神はイザヤに命じます。1節、大きなプラカードに人々が読みやすい消えない字で「マヘル・シャラル・ハシュ・バズのため」と書いて掲げ、それを国の責任ある人々、祭司ウリヤとゼカリヤに、この板に書かれた名前とその月日が確かであると証言させるというのです。公文書のようなもののようです。

 

その後、イザヤと妻である女預言者との間に子供が生まれます。主はその子に「マヘル・シャラル・ハシュ・バズ」という名前を付けるようにと言うのです。「マヘル・シャラル・ハシュ・バズ」をそのまま訳すと「素早く分捕り物。さっと獲物」です。長いし、意味がよくわからない、まるで寿限無のような名前です。でもこれは、神のしるしの通りに、ダマスコすなわちアラムの財宝とサマリアすなわちエフライムの分捕り物が、アッシリアの王の前に素早くさっさと持ち去られるという預言でした。

 

イザヤもイザヤの周りの人々もこの子を呼ぶたびに、「素早く分捕り物。さっと獲物」と何回も言い、また聞くことになるのです。知らない人は、いぶかってその名前の由来を聞いて、神からの預言を聞かされたのです。子供が小さいとき、人は人生で一番名前を呼びかけられます。みんな耳にタコが出来るほどでした。

 

6節の「この民」は北イスラエル、エフライムの民のことです。シロアハの水とはギホンの泉からエルサレムに取り込まれた生きるための水ですが、ダビデ王朝を支える神の象徴です。レツィンはアラムの王、レマルヤの子はエフライムの王ペカです。北イスラエルの民が、イスラエルの神から離れアラム王やペカ王を支えているので、エフライムはアッシリアに攻められる。アッシリアの勢いはユダにまで及んでユダを苦しめる。というのです。インマヌエルと呼びかけているのは、7章の預言で、若い女性が身ごもって生んだ男の子のこと、マヘル・シャラル・ハシュ・バズのことです。この子に一時的に与えられた呼び名です。真のインマヌエルはイエス・キリストを待たなければなりません。

 

9―13節、隣国であろうと遠く離れた国であろうと、いかなるはかりごとをしても、南ユダを攻め落とすことは出来ない。南ユダは神がともにおられるインマヌエルの国だから。周りの国を恐れてはならない。ただ主だけを恐れなさい。イザヤは南ユダに語りかけますが、国の指導者も民もつまずき、神を信頼しきることが出来ない。逆にイザヤを責めるのです。

 

17-22節、だが、『私は主を待ち望む。・・・私はこの方に望みを置く。』とイザヤは自分の生きる姿勢を宣言します。イザヤに与えられた二人の子、長男シェアル・ヤシュブ「残りの者は帰って来る」、次男マヘル・シャラル・ハシュ・バズ「素早く分捕り物。さっと獲物」は、現実のこととなりました。二人の名前はイスラエルに対する神のしるしでした。不思議となっていたのです。それはイザヤにとっても大切なしるしでした。イザヤは神が語ることは何であれ、そのことばに従って語る決意を更に固めるのですが、彼の目に映るのは苦難と暗黒というイスラエルの現実でした。

 

それでも、イザヤは語り続けます。それが、この地にとって夜明けになると確信していたのです。

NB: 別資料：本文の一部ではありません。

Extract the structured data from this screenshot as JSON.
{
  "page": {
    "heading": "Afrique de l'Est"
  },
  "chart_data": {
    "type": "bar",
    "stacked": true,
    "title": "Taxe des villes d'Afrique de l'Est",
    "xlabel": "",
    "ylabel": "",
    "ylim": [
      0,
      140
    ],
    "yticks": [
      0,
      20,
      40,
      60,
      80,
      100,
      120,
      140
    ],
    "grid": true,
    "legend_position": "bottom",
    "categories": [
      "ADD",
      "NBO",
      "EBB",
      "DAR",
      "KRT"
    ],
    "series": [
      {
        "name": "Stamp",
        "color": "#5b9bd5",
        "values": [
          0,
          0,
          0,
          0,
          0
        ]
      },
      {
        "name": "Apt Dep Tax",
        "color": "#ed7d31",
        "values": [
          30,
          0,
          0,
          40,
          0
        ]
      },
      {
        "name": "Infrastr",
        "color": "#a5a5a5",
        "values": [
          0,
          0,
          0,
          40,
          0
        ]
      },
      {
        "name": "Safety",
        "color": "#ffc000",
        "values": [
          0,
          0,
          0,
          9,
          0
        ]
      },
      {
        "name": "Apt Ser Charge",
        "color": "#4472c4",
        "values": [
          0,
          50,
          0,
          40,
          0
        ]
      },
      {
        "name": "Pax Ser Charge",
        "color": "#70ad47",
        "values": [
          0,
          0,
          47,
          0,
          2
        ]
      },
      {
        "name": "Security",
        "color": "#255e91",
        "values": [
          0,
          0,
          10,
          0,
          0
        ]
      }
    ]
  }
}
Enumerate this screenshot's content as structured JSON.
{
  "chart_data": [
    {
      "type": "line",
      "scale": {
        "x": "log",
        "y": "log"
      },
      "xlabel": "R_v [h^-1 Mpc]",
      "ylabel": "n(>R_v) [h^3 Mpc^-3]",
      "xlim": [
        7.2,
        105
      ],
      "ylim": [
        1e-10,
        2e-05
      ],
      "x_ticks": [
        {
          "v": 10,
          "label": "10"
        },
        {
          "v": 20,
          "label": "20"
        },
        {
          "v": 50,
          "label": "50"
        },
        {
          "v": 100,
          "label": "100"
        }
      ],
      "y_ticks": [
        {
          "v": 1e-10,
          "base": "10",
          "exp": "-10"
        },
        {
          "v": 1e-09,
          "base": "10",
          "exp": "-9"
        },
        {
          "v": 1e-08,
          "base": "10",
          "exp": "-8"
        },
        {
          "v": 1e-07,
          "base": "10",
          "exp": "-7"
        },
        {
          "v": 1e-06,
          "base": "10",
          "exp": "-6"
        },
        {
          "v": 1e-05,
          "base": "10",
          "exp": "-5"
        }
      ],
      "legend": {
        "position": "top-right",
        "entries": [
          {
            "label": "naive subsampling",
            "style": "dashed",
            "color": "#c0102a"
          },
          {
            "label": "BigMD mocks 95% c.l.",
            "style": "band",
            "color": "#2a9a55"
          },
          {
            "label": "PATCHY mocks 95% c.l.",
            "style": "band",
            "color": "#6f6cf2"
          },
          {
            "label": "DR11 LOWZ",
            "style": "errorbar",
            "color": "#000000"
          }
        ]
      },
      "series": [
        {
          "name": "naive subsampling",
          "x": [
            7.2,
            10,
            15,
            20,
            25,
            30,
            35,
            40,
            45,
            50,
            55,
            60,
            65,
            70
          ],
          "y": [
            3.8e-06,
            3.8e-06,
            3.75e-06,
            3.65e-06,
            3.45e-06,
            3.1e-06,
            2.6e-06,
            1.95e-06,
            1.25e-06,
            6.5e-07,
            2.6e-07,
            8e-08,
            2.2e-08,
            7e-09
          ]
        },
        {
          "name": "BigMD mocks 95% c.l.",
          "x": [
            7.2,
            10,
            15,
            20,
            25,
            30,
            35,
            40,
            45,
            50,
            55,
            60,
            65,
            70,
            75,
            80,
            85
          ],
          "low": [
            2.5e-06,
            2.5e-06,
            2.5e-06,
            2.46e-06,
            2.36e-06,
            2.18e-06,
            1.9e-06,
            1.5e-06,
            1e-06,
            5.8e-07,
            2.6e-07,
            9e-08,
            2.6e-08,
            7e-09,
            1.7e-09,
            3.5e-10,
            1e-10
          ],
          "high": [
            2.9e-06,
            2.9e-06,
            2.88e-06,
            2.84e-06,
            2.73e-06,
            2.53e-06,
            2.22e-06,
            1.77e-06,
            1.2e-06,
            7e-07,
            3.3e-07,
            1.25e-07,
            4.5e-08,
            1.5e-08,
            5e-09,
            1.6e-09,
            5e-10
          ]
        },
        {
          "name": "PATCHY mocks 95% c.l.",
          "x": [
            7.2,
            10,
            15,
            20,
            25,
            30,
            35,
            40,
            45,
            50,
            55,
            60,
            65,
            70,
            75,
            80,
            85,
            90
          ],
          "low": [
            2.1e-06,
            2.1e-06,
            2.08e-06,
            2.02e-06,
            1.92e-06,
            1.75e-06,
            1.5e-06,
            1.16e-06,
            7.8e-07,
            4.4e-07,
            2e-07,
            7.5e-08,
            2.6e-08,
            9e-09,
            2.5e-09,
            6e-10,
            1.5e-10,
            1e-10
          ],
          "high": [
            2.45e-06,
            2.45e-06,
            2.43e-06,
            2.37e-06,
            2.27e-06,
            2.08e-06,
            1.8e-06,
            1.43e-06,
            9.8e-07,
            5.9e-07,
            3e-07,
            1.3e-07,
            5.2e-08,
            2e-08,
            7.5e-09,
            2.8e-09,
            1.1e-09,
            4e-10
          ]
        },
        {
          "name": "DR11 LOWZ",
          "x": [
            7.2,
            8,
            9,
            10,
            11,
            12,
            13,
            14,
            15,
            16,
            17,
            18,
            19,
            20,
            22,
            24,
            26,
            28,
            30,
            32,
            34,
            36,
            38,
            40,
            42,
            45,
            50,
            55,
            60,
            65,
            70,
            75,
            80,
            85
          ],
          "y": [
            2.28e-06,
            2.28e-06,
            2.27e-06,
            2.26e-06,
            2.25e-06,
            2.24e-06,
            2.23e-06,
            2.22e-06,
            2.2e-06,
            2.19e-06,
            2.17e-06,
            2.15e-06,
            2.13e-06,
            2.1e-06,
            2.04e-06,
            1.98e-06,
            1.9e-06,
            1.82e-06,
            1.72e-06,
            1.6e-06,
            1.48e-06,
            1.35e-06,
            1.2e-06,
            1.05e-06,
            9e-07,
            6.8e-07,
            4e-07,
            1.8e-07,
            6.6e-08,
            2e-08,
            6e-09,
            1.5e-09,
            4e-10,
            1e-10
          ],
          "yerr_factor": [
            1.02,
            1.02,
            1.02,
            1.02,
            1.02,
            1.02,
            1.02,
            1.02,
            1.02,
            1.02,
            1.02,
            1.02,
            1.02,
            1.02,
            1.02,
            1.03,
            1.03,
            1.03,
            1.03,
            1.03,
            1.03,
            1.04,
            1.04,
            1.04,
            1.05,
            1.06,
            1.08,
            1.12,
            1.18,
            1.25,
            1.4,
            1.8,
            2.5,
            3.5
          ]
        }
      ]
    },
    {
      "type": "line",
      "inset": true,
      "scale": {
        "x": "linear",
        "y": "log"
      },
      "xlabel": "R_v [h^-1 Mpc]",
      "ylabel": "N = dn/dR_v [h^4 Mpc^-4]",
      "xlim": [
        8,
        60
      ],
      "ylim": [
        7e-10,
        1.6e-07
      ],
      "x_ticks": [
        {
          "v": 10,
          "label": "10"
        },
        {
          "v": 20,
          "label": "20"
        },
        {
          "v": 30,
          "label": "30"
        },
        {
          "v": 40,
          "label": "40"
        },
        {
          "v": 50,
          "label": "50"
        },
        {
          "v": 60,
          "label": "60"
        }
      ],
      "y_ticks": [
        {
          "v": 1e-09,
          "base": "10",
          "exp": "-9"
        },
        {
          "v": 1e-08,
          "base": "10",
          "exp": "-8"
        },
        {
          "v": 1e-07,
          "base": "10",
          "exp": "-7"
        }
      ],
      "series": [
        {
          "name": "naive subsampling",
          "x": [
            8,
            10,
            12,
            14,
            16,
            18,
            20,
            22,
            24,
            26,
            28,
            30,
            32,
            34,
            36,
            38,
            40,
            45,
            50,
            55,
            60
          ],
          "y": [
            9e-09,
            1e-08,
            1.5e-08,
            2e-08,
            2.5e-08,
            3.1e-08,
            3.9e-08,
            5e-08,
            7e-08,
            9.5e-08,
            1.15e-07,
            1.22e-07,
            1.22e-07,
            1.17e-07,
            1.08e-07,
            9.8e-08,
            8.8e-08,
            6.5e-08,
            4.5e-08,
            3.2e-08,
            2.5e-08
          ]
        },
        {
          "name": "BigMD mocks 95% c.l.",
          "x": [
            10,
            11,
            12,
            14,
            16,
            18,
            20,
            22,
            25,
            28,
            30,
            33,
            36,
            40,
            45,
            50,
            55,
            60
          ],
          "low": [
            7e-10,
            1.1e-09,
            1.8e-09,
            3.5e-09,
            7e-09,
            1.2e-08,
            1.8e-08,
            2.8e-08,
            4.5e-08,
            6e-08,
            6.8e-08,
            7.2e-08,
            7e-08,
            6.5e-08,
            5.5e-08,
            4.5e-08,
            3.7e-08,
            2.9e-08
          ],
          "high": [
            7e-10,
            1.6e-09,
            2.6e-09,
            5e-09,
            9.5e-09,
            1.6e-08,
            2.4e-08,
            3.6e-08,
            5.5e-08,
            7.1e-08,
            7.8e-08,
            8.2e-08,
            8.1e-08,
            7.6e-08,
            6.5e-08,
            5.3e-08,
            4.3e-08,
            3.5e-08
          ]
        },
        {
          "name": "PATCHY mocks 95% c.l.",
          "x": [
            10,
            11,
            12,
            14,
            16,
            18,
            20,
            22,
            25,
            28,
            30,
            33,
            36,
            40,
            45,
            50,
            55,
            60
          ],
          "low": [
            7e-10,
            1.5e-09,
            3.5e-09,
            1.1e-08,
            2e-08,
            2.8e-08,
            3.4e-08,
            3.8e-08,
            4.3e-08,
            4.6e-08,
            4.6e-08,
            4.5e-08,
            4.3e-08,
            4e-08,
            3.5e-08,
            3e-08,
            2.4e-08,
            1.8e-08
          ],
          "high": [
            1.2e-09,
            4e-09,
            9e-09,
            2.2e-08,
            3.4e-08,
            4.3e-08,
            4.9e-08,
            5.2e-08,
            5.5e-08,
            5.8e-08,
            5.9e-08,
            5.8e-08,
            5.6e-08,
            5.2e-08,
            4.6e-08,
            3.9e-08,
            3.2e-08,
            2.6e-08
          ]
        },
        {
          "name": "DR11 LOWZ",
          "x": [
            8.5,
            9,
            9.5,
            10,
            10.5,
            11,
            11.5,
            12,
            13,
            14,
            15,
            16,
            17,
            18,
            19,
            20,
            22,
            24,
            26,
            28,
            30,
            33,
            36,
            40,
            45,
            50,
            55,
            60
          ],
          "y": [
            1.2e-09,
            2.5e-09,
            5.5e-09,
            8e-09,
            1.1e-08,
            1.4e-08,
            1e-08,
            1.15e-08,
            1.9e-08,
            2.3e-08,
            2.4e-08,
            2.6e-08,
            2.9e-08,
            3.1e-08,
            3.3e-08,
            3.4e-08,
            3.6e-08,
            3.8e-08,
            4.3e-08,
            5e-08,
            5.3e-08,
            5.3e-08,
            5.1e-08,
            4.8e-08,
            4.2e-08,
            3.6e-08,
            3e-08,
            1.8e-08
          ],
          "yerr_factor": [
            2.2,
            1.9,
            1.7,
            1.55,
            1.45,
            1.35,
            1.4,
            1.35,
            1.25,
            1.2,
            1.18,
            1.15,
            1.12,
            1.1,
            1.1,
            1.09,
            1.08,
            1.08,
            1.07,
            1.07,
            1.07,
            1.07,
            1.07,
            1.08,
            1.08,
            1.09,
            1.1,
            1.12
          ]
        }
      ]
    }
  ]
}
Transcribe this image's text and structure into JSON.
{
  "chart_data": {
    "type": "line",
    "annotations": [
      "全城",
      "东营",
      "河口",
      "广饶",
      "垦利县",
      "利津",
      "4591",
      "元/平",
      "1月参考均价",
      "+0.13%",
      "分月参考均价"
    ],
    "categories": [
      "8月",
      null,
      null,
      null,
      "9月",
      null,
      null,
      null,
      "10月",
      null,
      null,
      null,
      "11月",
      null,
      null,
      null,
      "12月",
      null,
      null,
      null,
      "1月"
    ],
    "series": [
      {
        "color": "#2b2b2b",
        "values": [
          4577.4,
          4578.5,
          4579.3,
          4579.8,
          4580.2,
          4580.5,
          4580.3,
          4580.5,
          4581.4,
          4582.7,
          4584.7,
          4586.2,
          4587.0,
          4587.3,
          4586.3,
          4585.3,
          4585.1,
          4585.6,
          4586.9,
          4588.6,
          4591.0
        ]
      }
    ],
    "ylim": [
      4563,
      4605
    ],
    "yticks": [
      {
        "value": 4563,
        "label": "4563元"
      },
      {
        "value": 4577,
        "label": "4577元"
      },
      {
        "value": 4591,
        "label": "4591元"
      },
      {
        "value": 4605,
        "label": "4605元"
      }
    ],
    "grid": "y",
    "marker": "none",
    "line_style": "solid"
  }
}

『私は主を待ち望む。ヤコブの家から御顔を隠しておられる方を。私はこの方に望みを置く。』

私と、主が私に下さった子たちは、万軍の主からのイスラエルでのしるしとなり、また不思議となっている。

 

私たちの上にも、主は多くのしるしを下さいました。今まで教会で証されてきたこともあれば、まだ証されていないこともあると思います。このしるしをしっかりと心に刻み続けることは、苦難と暗黒の状況下であっても、主に信頼して生きていく力となるのです。